Quand peut-on trigonaliser ?

Le critère est simple et puissant : une matrice carrée $A$ est trigonalisable sur un corps $K$ (généralement $\mathbb{R}$ ou $\mathbb{C}$) si et seulement si son polynôme caractéristique est scindé sur $K$.

  • Pour le corps des nombres complexes $\mathbb{C}$, tout polynôme est scindé. Donc, toute matrice carrée est trigonalisable dans $\mathbb{C}$.
  • Pour le corps des nombres réels $\mathbb{R}$, il faut que toutes les valeurs propres de la matrice soient réelles.
Comment trigonaliser ? (Méthode générale)
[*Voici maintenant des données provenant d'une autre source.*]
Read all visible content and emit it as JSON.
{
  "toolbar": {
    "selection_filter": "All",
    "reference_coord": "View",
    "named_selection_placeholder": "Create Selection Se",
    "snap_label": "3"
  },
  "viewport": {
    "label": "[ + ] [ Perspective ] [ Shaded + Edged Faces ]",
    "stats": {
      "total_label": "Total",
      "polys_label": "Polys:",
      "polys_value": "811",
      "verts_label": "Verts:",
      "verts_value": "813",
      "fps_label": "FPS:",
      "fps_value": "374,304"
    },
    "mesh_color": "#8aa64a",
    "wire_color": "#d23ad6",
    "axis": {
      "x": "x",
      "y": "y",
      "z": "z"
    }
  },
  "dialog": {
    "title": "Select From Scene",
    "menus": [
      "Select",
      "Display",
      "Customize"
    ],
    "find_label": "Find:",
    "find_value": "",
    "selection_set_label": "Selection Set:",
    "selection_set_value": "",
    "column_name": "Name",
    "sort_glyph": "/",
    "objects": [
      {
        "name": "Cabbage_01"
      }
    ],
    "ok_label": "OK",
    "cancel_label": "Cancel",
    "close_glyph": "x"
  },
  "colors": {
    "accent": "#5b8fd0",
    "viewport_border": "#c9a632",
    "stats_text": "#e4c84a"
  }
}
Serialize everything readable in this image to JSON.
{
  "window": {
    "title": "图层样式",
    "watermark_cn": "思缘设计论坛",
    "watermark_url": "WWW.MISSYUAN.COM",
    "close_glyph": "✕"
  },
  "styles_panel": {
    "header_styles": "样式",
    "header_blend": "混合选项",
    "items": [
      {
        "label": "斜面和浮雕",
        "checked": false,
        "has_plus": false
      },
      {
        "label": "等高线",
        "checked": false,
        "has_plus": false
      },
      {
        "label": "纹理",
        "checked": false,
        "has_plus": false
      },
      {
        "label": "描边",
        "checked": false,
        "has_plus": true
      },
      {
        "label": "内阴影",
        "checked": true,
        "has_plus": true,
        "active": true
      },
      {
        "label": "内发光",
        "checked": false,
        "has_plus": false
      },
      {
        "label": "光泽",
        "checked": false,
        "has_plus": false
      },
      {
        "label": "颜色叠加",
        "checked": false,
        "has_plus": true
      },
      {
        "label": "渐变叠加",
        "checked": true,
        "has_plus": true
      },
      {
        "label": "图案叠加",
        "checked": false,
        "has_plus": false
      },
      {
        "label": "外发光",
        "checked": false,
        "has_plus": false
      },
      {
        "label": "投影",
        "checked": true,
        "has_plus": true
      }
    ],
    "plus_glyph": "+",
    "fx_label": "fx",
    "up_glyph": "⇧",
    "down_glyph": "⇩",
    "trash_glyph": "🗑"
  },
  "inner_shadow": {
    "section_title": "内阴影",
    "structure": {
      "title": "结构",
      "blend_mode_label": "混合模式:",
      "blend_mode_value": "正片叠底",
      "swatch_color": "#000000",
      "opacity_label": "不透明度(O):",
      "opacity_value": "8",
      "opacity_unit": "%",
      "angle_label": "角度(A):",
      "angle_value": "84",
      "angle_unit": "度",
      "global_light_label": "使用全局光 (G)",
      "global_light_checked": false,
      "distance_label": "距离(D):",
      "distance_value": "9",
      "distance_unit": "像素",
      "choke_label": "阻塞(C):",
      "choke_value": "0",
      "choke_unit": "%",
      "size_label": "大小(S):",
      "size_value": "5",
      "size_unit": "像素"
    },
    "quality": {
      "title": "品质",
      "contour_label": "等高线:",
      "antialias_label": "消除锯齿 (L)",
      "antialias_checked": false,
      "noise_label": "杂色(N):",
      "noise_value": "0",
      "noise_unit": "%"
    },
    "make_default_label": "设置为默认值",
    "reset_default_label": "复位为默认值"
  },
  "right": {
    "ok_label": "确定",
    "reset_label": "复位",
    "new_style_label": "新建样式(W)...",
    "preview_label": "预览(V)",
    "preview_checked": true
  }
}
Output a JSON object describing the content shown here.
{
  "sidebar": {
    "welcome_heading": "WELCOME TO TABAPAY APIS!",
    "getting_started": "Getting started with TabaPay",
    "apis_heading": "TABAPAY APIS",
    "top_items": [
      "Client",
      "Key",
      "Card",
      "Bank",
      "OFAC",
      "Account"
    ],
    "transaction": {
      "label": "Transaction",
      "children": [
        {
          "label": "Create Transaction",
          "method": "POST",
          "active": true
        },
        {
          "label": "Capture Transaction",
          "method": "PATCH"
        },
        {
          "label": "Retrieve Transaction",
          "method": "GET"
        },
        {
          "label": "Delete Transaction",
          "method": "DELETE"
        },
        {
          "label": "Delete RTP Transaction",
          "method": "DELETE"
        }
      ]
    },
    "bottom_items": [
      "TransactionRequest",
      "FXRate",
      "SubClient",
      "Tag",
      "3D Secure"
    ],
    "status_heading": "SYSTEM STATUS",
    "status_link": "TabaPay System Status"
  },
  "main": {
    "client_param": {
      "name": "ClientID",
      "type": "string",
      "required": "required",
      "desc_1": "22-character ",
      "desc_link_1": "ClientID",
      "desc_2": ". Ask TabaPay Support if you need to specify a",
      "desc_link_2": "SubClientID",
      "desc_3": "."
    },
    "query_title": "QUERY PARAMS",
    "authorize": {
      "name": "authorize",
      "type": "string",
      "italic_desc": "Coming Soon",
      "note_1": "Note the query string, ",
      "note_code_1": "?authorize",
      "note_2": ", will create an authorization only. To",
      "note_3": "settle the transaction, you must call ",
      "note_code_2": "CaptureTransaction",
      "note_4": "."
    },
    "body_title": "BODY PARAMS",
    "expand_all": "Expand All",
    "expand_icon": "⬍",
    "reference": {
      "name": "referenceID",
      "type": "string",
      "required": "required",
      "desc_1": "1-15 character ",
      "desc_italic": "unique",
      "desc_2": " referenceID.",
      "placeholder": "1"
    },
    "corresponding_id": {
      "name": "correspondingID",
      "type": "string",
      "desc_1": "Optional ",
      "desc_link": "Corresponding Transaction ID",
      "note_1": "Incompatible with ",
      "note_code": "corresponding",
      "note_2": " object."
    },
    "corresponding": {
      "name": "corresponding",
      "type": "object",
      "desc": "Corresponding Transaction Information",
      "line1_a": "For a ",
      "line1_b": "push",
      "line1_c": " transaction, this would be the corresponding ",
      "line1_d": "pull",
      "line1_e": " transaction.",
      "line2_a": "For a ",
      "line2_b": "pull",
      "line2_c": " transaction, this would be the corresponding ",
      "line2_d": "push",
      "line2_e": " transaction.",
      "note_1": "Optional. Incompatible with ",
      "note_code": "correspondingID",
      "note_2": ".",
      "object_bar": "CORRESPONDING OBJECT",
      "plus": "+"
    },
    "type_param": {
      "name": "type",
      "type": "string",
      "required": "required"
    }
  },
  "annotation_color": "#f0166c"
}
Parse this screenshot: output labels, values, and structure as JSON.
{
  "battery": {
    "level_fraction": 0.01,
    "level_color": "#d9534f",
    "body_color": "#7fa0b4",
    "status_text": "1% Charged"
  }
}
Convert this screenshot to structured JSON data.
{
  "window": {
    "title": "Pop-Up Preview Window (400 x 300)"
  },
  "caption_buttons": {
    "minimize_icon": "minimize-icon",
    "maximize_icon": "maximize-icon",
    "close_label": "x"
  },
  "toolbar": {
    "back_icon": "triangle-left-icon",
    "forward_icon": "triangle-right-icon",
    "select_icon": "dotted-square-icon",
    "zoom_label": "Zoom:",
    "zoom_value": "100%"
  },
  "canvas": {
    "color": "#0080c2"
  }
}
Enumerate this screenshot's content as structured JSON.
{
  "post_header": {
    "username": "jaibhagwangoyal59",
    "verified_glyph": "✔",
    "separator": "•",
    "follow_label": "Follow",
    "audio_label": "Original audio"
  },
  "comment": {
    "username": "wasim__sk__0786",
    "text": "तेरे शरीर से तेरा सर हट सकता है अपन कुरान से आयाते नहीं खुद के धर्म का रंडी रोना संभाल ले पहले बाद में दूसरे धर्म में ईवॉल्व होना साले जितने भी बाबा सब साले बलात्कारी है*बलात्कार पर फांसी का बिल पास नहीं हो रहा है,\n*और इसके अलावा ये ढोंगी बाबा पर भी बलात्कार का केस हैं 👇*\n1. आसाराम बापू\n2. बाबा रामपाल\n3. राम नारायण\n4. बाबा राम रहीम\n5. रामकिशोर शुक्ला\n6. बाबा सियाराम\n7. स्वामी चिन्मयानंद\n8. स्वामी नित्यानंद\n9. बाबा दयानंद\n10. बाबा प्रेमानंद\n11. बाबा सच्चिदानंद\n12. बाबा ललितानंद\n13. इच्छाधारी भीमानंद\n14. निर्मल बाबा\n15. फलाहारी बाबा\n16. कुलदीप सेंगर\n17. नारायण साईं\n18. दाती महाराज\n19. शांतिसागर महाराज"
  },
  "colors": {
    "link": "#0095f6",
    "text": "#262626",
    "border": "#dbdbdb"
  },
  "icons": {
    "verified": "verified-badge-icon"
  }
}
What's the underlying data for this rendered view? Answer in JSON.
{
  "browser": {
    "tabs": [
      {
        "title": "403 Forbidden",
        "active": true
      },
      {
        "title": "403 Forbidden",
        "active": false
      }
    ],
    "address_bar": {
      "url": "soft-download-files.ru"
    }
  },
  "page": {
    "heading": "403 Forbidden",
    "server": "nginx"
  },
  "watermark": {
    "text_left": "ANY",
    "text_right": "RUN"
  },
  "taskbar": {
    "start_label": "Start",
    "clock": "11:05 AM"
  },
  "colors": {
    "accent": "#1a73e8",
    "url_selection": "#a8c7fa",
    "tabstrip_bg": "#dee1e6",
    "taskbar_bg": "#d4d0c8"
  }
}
Si une matrice $A$ de taille $n \times n$ est trigonalisable mais non diagonalisable, cela signifie qu’il existe une valeur propre $\lambda$ dont la multiplicité géométrique (dim $E_\lambda$) est inférieure à sa multiplicité algébrique. Pour construire la matrice de passage $P$, il faut :

  1. Trouver une base de chaque sous-espace propre $E_{\lambda_i}$.
  2. Compléter ces vecteurs propres par des vecteurs caractéristiques (aussi appelés vecteurs de Jordan) pour former une base de l’espace entier.
  3. Un vecteur caractéristique $v_k$ est une solution d’une équation de la forme $(A – \lambda I)v_k = v_{k-1}$, où $v_{k-1}$ est un vecteur propre ou un autre vecteur caractéristique déjà trouvé.
  4. La matrice de passage $P$ est formée par ces vecteurs (propres et caractéristiques). La matrice triangulaire est alors $T = P^{-1}AP$.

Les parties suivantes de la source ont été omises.